How to write a knowledge base your AI agent won't hallucinate from
"The AI made something up" is the single most common complaint from new customers in the first 30 days. Almost every time, the cause isn't the AI — it's a vague, contradictory, or incomplete knowledge base. This is the practical guide to writing one that doesn't trigger hallucinations.
Why AIs hallucinate
When the AI is asked something its knowledge base doesn't cover, it has two choices: say "I don't know," or fill in a plausible-sounding answer based on general training. A well-configured AI is biased toward the first; a poorly-configured one falls back to the second.
What makes a knowledge base poorly configured:
- Vague phrasing ("we usually have appointments available next week") — the AI generalizes to fill the gap.
- Missing information on common topics — the AI improvises.
- Internal contradictions (the KB says hours are 9–5 but also "we close early on Fridays") — the AI picks one, often the wrong one.
- Implicit assumptions ("we take most major insurance") — the AI invents specifics.

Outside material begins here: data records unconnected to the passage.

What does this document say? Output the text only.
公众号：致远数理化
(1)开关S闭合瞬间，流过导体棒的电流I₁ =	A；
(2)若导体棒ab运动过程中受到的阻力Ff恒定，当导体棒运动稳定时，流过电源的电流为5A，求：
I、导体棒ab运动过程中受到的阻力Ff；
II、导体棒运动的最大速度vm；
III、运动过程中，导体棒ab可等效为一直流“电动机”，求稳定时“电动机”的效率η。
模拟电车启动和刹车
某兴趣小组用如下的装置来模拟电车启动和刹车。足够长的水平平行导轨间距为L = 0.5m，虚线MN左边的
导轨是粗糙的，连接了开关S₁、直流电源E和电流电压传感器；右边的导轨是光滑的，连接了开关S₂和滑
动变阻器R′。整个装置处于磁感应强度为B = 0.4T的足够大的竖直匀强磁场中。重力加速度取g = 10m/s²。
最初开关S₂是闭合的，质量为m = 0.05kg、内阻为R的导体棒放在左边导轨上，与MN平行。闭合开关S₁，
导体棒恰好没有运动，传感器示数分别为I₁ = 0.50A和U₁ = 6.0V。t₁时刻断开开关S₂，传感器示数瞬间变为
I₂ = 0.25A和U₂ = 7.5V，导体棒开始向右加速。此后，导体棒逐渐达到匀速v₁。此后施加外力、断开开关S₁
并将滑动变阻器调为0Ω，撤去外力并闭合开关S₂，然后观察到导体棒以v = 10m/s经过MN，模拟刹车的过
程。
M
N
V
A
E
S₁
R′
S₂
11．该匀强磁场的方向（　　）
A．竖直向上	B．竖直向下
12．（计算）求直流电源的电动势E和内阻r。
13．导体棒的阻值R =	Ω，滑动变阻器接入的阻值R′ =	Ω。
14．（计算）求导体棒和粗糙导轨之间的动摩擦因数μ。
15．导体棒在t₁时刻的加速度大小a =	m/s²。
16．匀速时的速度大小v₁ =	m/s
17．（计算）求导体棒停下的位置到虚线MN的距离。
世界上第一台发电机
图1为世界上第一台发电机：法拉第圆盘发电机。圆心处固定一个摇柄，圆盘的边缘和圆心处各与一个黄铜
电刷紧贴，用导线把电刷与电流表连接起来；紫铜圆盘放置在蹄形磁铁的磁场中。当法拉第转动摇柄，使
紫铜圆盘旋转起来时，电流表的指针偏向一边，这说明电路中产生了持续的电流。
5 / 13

The rule: facts only, no opinions, no hedging
Write the KB the way a contract reads. Specific, literal, no "usually" or "typically." Every sentence should answer a specific question with a specific answer.
| Bad | Good |
|---|---|
| "We usually accept most major insurance." | "We accept Delta Dental, Cigna, Aetna, and MetLife. We do not accept Humana or Medicaid." |
| "Same-day appointments are sometimes possible." | "Same-day appointments are available for existing patients with active emergencies. New patients are scheduled for the next available slot." |
| "Pricing varies by service." | "Cleaning + exam: $189. Whitening: $349. Crown: $1,200. Full price list at example.com/prices." |
| "We're typically open weekdays." | "Open Monday–Thursday 8am–5pm. Closed Friday, Saturday, Sunday. Holidays listed at example.com/hours." |
What to include
Eight categories cover 95% of inbound calls:
- Identity: exact business name, location, owner name, what the business does in one sentence.
- Hours: every day of the week, including holidays and closed days. Be specific.
- Services + prices (or "call for pricing" if pricing isn't published): every service the AI might be asked about.
- Booking flow: can the AI book directly, or does it capture intent and route? If booking: what slots are available, how far out, deposit required?
- FAQs: the top 10 questions callers ask, with exact answers.
- Insurance / payment methods: what's accepted, what isn't.
- Escalation triggers: the specific phrases that route to a human ("emergency," "lawsuit," "I want to speak to a manager," etc.).
- What to say when uncertain: the fallback phrase. "I don't have that information — I can take a message and have someone call you back. What's the best number to reach you?"
What to NOT include
- Anything you can't commit to literally. If the KB says "we'll call you back in 1 hour," the AI will promise that to every caller. You're now on the hook.
- Internal jargon. If you use codes or shorthand internally, translate to caller-facing language in the KB.
- "It depends" answers. If a question genuinely depends, write the answer as: "It depends on [X]. I'll capture your details and have someone call you back to confirm."
- Opinions about competitors. The AI doesn't disparage. It says: "I'm not in a position to compare with other providers. I can tell you what we offer."
- Aspirational claims. If you don't have 24/7 emergency coverage, the KB doesn't say you do. The AI shouldn't promise what the business can't deliver.
Test the KB before going live
Call the AI yourself. Try 10 questions:
- The 5 questions you put in the FAQ section (sanity check).
- 2 edge cases the FAQ doesn't cover (does the AI gracefully say "I don't have that info"?).
- 1 escalation trigger (does it route correctly?).
- 1 question about a service you don't offer (does it admit it doesn't, or invent something?).
- 1 deliberately ambiguous question (does it ask for clarification, or guess?).
If the AI invents an answer to any of these, the KB is incomplete. Add the missing info; test again. A clean test loop is the difference between a sticky customer and a 30-day churn.
Update cadence
Monthly review — check that hours, prices, and services are still accurate. Whenever a customer adds/removes services, raises prices, or changes hours — same day. The KB is the AI's reality; if it's out of date, the AI is out of date.
A simple convention: change-log at the top of the KB document. "2026-05-12: added new doctor's name to staff list. 2026-04-30: updated holiday hours." Five minutes of habit; saves arguments about when something changed.
The "what does the AI say when..." exercise
Once a quarter, sit with a notebook and write 20 questions a real caller might ask. For each, write down what the AI should say. Then test all 20 against the AI. The gaps are your KB updates for the quarter. This 60-minute exercise catches drift before customers do.